Identify the ClusterIP and port of your router Service created by the chart (name may vary):
kubectl get svc vllm-router-service
# Note the router service ClusterIP and port (e.g., 10.97.254.122:80)
Step 2: Deploy vLLM Semantic Router and point it at your vLLM router Service​
Follow the official guide from the official website with the updated config file as the following: Install in Kubernetes.

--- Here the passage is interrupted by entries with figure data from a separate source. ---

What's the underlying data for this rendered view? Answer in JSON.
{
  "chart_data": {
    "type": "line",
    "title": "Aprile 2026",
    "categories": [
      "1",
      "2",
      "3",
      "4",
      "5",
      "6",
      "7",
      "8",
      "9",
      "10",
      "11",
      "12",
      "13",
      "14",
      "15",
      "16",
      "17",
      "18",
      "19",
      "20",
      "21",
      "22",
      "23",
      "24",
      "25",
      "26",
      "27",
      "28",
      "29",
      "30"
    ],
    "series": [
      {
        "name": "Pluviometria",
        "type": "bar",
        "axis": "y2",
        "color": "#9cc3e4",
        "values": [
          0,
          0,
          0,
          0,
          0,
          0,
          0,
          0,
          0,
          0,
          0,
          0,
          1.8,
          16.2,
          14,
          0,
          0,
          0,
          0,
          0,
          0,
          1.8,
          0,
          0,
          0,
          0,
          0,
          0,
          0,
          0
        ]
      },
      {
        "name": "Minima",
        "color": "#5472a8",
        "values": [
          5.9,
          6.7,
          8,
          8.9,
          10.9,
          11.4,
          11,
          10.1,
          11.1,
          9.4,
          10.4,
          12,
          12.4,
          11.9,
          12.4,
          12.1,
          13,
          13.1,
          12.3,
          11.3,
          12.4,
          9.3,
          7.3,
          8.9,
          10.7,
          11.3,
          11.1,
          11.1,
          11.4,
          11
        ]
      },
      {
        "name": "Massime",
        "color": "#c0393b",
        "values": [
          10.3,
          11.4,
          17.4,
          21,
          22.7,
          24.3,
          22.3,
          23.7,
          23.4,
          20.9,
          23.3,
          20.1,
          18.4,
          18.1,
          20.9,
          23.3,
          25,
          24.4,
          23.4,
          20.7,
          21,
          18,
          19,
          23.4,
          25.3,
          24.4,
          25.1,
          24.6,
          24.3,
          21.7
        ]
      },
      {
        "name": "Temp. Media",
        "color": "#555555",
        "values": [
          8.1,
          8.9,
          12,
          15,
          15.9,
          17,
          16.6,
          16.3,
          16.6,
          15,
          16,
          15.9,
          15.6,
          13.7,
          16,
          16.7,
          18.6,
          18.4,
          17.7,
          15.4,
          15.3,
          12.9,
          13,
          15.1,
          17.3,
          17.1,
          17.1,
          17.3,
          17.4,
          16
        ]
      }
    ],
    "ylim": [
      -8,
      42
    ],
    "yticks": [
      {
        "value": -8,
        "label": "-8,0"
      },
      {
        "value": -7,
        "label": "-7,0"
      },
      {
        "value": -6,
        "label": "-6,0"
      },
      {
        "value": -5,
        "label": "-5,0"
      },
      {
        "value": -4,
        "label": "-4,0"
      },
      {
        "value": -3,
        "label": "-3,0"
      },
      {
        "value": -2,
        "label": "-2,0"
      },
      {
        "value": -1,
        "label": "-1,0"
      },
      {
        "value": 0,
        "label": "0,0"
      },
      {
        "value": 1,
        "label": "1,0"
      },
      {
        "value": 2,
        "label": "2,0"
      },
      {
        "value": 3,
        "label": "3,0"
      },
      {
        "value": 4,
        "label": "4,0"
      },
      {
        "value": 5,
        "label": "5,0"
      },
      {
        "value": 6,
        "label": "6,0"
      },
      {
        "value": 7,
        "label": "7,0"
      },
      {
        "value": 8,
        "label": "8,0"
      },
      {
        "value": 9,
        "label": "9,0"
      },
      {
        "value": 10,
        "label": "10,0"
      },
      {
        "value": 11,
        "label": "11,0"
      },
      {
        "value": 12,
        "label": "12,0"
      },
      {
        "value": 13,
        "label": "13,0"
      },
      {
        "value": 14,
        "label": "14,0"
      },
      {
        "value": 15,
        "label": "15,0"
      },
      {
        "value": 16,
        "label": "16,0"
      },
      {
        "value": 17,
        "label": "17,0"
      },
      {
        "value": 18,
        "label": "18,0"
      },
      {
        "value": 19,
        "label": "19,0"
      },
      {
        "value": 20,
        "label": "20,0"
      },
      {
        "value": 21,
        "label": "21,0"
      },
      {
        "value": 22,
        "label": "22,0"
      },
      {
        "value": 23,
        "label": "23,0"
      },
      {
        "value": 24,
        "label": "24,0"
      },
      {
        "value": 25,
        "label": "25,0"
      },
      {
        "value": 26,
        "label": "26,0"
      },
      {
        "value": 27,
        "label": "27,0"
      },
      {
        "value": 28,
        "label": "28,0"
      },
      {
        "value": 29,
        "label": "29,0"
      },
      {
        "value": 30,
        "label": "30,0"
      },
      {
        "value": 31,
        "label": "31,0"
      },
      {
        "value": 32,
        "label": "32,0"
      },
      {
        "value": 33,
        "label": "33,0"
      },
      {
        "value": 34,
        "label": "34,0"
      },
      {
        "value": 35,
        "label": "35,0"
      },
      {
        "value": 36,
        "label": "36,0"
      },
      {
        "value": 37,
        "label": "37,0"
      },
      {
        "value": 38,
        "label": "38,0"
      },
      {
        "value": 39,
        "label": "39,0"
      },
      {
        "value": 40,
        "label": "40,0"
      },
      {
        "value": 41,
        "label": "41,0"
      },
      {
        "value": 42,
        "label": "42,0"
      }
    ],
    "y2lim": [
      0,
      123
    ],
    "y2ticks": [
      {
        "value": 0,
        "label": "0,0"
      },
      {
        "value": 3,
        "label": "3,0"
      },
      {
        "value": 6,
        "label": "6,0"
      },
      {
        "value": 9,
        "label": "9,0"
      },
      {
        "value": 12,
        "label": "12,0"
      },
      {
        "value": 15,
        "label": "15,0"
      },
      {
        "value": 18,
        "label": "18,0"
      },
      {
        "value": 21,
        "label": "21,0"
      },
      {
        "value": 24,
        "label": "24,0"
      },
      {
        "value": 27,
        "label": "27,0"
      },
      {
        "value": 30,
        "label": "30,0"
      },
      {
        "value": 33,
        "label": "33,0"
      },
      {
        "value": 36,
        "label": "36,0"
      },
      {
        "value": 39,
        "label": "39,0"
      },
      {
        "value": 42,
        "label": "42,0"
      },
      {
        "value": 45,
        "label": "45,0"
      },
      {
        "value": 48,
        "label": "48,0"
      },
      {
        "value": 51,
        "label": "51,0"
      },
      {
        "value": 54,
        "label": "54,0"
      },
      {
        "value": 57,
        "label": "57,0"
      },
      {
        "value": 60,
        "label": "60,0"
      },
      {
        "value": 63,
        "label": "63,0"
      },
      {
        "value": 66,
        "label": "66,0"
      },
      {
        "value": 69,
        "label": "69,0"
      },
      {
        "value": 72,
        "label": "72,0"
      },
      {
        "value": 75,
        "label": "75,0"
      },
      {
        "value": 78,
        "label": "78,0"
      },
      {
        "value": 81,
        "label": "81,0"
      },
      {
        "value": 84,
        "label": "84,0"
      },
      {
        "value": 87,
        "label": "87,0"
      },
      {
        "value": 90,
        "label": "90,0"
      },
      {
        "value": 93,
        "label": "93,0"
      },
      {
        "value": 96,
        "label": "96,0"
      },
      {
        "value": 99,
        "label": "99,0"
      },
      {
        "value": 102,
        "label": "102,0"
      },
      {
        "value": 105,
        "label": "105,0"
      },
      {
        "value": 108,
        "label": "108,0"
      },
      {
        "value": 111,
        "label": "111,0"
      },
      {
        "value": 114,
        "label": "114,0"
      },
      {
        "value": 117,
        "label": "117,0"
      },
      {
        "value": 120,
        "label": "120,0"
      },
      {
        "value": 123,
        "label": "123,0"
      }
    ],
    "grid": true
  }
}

Minimal sequence (same as the guide):
# Deploy vLLM Semantic Router manifests
kubectl apply -k deploy/kubernetes/ai-gateway/semantic-router
kubectl wait --for=condition=Available deployment/semantic-router \
-n vllm-semantic-router-system --timeout=600s
# Install Envoy Gateway
helm upgrade -i eg oci://docker.io/envoyproxy/gateway-helm \
--version v0.0.0-latest \
--namespace envoy-gateway-system \
--create-namespace \
-f https://raw.githubusercontent.com/envoyproxy/ai-gateway/main/manifests/envoy-gateway-values.yaml
# Install Envoy AI Gateway
helm upgrade -i aieg oci://docker.io/envoyproxy/ai-gateway-helm \
--version v0.0.0-latest \
--namespace envoy-ai-gateway-system \
--create-namespace
# Install Envoy AI Gateway CRDs
helm upgrade -i aieg-crd oci://docker.io/envoyproxy/ai-gateway-crds-helm --version v0.0.0-latest --namespace envoy-ai-gateway-system
kubectl wait --timeout=300s -n envoy-ai-gateway-system \
deployment/ai-gateway-controller --for=condition=Available
Create LLM Demo Backends and AI Gateway Routes:
# Apply LLM demo backends
kubectl apply -f deploy/kubernetes/ai-gateway/aigw-resources/base-model.yaml
# Apply AI Gateway routes
kubectl apply -f deploy/kubernetes/ai-gateway/aigw-resources/gwapi-resources.yaml
Step 3: Test the deployment​
Port-forward to the Envoy service and send a test request, following the guide:
export ENVOY_SERVICE=$(kubectl get svc -n envoy-gateway-system \
--selector=gateway.envoyproxy.io/owning-gateway-namespace=default,gateway.envoyproxy.io/owning-gateway-name=semantic-router \
-o jsonpath='{.items[0].metadata.name}')
kubectl port-forward -n envoy-gateway-system svc/$ENVOY_SERVICE 8080:80
Send a chat completions request:
curl -i -X POST http://localhost:8080/v1/chat/completions \
-H "Content-Type: application/json" \
-d '{
"model": "MoM",
"messages": [
{"role": "user", "content": "What is the derivative of f(x) = x^3?"}
]
}'
Troubleshooting​
- If the gateway is not accessible, check the Gateway and Envoy service per the guide.
- If the inference pool is not ready,
kubectl describetheInferencePooland check controller logs. - If the semantic router is not responding, check its pod status and logs.
- If it is returning error code, check the production stack router log.